Curiously, both women worked in shops in Camden Road and may have used the same café for lunch. Although this is now a 'cold case, the investigation remains open. If anyone has information, they can call Kent Police (01634 884043) or the confidential 'Crimestoppers' line (0800 555 111).
- Deal (1989)
An act of terror hit Kent on the morning of 22 September 1989, when the Provisional IRA targeted the Royal Marine Depot at Deal, setting off a timed explosion that ripped apart the RM School of Music building, killing 11 marines and wounding 21 others.
The Marines' School of Music had been established at Portsmouth in 1930 but had moved to Deal in 1950. The 15lb bomb caused a blast heard several kilometres distant.
Ten of the marines died at the scene, with one other, 21-year-old Christopher Nolan, losing his gallant fight for life on 18 October.
Three of the victims were buried in Deal's Hamilton Road Cemetery, the first military burials here in some 42 years, namely young Chris Nolan, Dean Pavey, aged 31, and Mark Petch, who'd been born in Thanet District, and died aged 26.
The bandstand at Walmer is dedicated to the 11 marines who died, with a plaque for each of the men.
The extreme anger at the callous nature of the attack, which singled out musicians, has not diminished 30 years on.
- Margate (1991)
Scottish-born handyman Peter Tobin (1946-) is another notorious serial killer, with up to 40 aliases, who is serving three life sentences in HMP Edinburgh for murders committed between 1991 and 2006.
Tobin was already serving life for a murder in Glasgow (2006), when police confirmed that remains found in the rear garden of a house in Irvine Drive, Margate (14 November 2007) were those of 15-year-old Vicky Hamilton, who'd disappeared, in Scotland, in February 1991.
Tobin is believed to have left Scotland a few weeks after Vicky's disappearance and headed for Margate and Irvine Drive.
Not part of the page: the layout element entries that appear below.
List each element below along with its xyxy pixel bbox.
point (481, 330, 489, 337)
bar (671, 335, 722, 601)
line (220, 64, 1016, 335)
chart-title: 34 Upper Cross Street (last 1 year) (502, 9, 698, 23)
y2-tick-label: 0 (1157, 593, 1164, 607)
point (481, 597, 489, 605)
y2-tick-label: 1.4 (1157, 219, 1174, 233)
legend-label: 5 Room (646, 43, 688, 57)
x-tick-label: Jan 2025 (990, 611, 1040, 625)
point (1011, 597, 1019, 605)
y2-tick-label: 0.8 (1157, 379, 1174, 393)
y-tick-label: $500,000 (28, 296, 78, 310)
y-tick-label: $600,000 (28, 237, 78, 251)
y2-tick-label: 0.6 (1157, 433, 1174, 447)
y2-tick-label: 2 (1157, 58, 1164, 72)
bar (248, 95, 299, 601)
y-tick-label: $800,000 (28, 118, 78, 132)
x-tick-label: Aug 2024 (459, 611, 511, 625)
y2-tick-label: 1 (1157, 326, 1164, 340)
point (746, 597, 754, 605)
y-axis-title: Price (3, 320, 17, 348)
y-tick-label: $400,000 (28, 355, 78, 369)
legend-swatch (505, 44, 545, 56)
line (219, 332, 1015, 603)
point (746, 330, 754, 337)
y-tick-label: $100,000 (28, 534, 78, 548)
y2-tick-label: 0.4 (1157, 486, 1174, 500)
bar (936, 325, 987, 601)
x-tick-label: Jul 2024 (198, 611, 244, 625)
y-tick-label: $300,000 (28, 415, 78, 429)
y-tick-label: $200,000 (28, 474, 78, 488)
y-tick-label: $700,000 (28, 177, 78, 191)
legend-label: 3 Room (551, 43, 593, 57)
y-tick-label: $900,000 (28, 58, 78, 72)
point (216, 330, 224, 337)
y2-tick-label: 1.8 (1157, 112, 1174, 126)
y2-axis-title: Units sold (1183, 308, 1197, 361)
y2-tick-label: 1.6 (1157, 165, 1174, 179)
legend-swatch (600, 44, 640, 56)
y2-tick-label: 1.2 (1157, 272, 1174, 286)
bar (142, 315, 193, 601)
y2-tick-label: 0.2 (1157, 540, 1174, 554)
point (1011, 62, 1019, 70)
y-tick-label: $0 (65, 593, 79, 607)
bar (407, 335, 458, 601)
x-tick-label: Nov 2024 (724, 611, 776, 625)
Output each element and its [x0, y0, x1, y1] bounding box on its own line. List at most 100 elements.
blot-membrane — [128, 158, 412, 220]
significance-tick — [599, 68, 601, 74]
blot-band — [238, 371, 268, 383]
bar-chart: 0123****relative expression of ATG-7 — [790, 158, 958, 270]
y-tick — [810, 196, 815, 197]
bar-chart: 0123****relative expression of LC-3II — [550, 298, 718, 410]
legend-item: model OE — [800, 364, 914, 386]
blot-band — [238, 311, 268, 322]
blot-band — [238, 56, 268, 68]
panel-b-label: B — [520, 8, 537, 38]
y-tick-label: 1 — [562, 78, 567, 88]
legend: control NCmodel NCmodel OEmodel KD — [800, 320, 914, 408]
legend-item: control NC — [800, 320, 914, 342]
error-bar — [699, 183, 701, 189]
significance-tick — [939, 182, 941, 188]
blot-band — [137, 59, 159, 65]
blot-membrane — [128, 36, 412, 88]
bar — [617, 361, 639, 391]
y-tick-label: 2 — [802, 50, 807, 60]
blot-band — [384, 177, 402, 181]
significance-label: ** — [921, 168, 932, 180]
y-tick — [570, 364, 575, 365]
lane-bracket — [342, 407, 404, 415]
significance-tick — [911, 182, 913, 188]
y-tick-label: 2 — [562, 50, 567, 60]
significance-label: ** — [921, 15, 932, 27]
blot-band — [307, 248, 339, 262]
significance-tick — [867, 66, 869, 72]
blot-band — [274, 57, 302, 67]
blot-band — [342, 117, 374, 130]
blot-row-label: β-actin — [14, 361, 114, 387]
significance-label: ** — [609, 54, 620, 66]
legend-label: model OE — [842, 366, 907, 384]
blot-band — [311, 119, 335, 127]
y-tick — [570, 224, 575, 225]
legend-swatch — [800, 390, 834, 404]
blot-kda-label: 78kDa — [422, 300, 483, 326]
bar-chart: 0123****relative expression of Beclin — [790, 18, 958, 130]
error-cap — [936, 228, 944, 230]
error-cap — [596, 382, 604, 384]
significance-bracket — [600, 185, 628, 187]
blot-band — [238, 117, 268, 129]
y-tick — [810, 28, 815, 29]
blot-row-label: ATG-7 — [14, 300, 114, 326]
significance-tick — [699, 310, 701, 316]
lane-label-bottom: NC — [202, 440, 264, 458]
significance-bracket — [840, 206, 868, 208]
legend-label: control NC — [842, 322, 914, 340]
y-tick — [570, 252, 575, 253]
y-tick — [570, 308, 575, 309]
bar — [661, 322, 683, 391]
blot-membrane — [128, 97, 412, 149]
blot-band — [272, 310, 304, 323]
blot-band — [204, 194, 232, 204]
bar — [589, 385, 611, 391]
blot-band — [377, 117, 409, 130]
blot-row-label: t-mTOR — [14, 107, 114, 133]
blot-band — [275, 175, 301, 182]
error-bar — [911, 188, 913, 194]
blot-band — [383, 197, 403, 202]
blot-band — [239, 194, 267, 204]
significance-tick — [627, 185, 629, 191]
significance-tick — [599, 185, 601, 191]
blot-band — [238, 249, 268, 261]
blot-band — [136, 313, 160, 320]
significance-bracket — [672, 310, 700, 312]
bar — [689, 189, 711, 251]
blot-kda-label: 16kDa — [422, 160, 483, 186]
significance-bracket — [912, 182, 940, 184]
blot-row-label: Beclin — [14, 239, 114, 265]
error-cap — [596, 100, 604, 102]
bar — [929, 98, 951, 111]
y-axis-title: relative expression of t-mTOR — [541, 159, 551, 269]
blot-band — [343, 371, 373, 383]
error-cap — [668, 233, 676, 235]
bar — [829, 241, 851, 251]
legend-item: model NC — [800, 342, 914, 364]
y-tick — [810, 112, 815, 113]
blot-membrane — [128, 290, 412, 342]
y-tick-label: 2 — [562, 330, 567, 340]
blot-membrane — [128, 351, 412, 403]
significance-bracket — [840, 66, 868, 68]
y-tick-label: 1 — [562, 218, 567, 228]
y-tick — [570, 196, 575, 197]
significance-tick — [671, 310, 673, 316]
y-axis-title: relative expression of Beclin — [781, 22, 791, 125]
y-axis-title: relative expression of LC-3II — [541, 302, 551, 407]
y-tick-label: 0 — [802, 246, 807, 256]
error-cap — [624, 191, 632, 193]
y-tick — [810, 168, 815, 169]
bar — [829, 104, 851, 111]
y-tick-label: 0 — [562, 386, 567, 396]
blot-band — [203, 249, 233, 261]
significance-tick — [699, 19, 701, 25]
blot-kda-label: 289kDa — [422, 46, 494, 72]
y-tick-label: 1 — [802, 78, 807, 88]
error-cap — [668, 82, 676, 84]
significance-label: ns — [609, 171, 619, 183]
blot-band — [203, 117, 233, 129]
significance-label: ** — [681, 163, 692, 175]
He was convicted of this murder in December 2008.
Two days after the discovery of Vicky Hamilton's remains, a second body was found at Irvine Drive, which turned out to be that of Dinah McNicol, an 18-year-old girl from Essex, who'd also disappeared in 1991 (August), while hitchhiking home from a music festival in Hampshire.
Tobin was also found guilty of this, third murder, in December 2009.